Buraya kadar Otuzuncu Söz’ün Birinci Mebhasindeki Ene bahsinin icmali tarzda izahı yapıldı. Buradan sonra ise İkinci Mebhadeki, Zerrenin harekatına dair bahsin icmali tarzda izahı yapılacak.)
Başta demiştik: Bütün mevcudat, lisan-ı hal ile Bismillah der. Öyle mi?

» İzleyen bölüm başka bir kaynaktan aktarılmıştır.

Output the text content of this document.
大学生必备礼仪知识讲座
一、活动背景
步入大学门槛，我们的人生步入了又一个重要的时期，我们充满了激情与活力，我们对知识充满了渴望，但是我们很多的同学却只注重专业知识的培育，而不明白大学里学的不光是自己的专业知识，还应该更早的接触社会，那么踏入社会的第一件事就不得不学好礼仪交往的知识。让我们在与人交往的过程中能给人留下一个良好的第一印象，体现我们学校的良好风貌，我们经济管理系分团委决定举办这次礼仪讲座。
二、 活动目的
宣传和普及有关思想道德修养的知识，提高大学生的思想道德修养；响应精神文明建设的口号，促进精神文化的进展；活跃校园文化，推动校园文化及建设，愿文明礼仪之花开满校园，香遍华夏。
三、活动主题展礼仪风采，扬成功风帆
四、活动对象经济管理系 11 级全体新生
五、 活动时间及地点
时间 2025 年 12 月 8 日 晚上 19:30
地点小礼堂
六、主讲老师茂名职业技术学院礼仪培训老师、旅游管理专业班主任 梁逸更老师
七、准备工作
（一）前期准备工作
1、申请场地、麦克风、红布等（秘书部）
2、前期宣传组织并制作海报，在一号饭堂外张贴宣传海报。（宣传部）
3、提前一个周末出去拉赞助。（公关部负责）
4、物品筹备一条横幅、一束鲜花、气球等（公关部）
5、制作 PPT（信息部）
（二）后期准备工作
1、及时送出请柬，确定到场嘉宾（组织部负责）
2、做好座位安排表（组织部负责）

Evet, nasılki görsen: Bir tek adam (Bir tek adam, bütün mevcudata işarettir.) geldi. Bütün şehir ahalisini (Şehir ahalisi, bütün kâinata işarettir.) cebren bir yere sevketti ve cebren işlerde çalıştırdı. (Bütün esbab-ı maddiye toplansa, onların ihtiyarları da olsa, bir tek sineğin vücudunu ve o vücudun cihazatını mizan-ı mahsusla toplayamazlar. Toplasalar da, o vücudun mikdar-ı muayyenesinde durduramazlar. Durdursalar da, daima tazelenmekte olan ve o vücuda gelip çalışan zerratı, muntazaman çalıştıramazlar. Öyle ise; bilbedahe esbab, bu eşyaya sahib çıkamazlar. Demek sahib-i hakikîleri başkadır. Lem’alar 241)
Yakînen bilirsin;
Birinci Hüküm: O adam kendi namıyla, kendi kuvvetiyle hareket etmiyor.

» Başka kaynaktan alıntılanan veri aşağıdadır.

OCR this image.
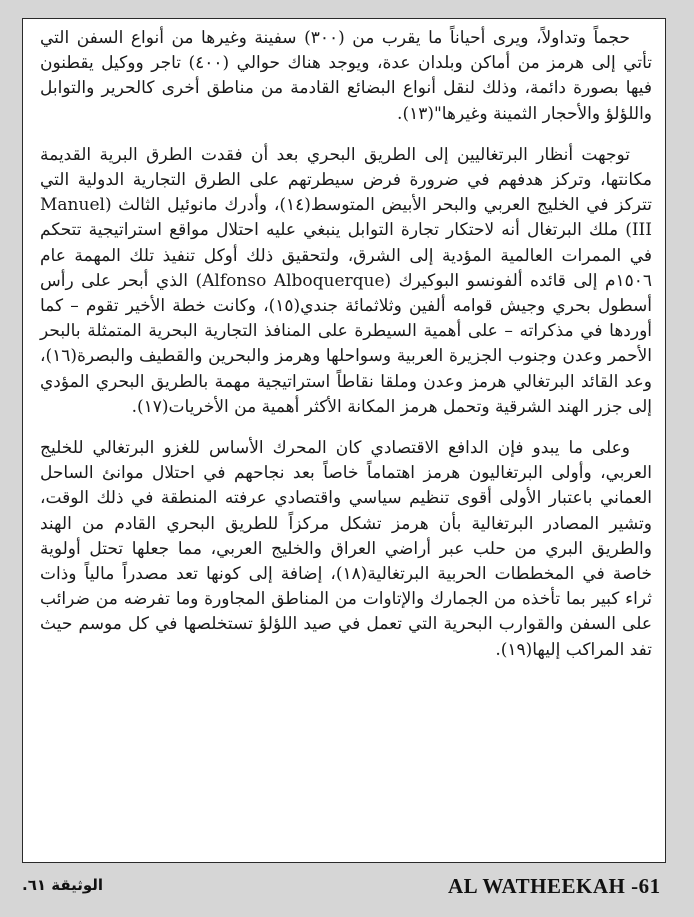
حجماً وتداولاً، ويرى أحياناً ما يقرب من (٣٠٠) سفينة وغيرها من أنواع السفن التي تأتي إلى هرمز من أماكن وبلدان عدة، ويوجد هناك حوالي (٤٠٠) تاجر ووكيل يقطنون فيها بصورة دائمة، وذلك لنقل أنواع البضائع القادمة من مناطق أخرى كالحرير والتوابل واللؤلؤ والأحجار الثمينة وغيرها"(١٣).

توجهت أنظار البرتغاليين إلى الطريق البحري بعد أن فقدت الطرق البرية القديمة مكانتها، وتركز هدفهم في ضرورة فرض سيطرتهم على الطرق التجارية الدولية التي تتركز في الخليج العربي والبحر الأبيض المتوسط(١٤)، وأدرك مانوئيل الثالث (Manuel III) ملك البرتغال أنه لاحتكار تجارة التوابل ينبغي عليه احتلال مواقع استراتيجية تتحكم في الممرات العالمية المؤدية إلى الشرق، ولتحقيق ذلك أوكل تنفيذ تلك المهمة عام ١٥٠٦م إلى قائده ألفونسو البوكيرك (Alfonso Alboquerque) الذي أبحر على رأس أسطول بحري وجيش قوامه ألفين وثلاثمائة جندي(١٥)، وكانت خطة الأخير تقوم – كما أوردها في مذكراته – على أهمية السيطرة على المنافذ التجارية البحرية المتمثلة بالبحر الأحمر وعدن وجنوب الجزيرة العربية وسواحلها وهرمز والبحرين والقطيف والبصرة(١٦)، وعد القائد البرتغالي هرمز وعدن وملقا نقاطاً استراتيجية مهمة بالطريق البحري المؤدي إلى جزر الهند الشرقية وتحمل هرمز المكانة الأكثر أهمية من الأخريات(١٧).

وعلى ما يبدو فإن الدافع الاقتصادي كان المحرك الأساس للغزو البرتغالي للخليج العربي، وأولى البرتغاليون هرمز اهتماماً خاصاً بعد نجاحهم في احتلال موانئ الساحل العماني باعتبار الأولى أقوى تنظيم سياسي واقتصادي عرفته المنطقة في ذلك الوقت، وتشير المصادر البرتغالية بأن هرمز تشكل مركزاً للطريق البحري القادم من الهند والطريق البري من حلب عبر أراضي العراق والخليج العربي، مما جعلها تحتل أولوية خاصة في المخططات الحربية البرتغالية(١٨)، إضافة إلى كونها تعد مصدراً مالياً وذات ثراء كبير بما تأخذه من الجمارك والإتاوات من المناطق المجاورة وما تفرضه من ضرائب على السفن والقوارب البحرية التي تعمل في صيد اللؤلؤ تستخلصها في كل موسم حيث تفد المراكب إليها(١٩).

AL WATHEEKAH -61
الوثيقة ٦١.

İkinci Hüküm: Belki o bir askerdir. Devlet namına hareket eder. Bir padişah kuvvetine istinad eder. (İmdad-ı Vahidiyet)
(Herbir zerre mebde’-i hareketinde lisan-ı hal ile بِسْمِ اللّٰهِ الرَّحْمٰنِ الرَّحِيمِ der. Yani: “Ben, Allah’ın namıyla, hesabıyla, ismiyle, izniyle, kuvvetiyle hareket ediyorum.” Sözler 558)
(Öyle de her şey, Cenab-ı Hakk’ın namına hareket eder; zerrecikler gibi tohumlar, çekirdekler, herbir ağaç, her bir bostan, herbir inek, deve, koyun, keçi gibi mübarek hayvanlar, herbir nebat ve ağaç ve otların ipek gibi yumuşak kök ve damarları, “Bismillah” der. “Vezaif-i Eşya” tabir edilen hidemat-ı meşhude, onların ubudiyetlerinin ünvanlarıdır. Mektubat 394)
(Bütün misalleri İnsanlık âleminde manevi rızıkların gelişinde Nübüvvet mesleğinin vazifeleri itibariyle de düşünebiliriz.)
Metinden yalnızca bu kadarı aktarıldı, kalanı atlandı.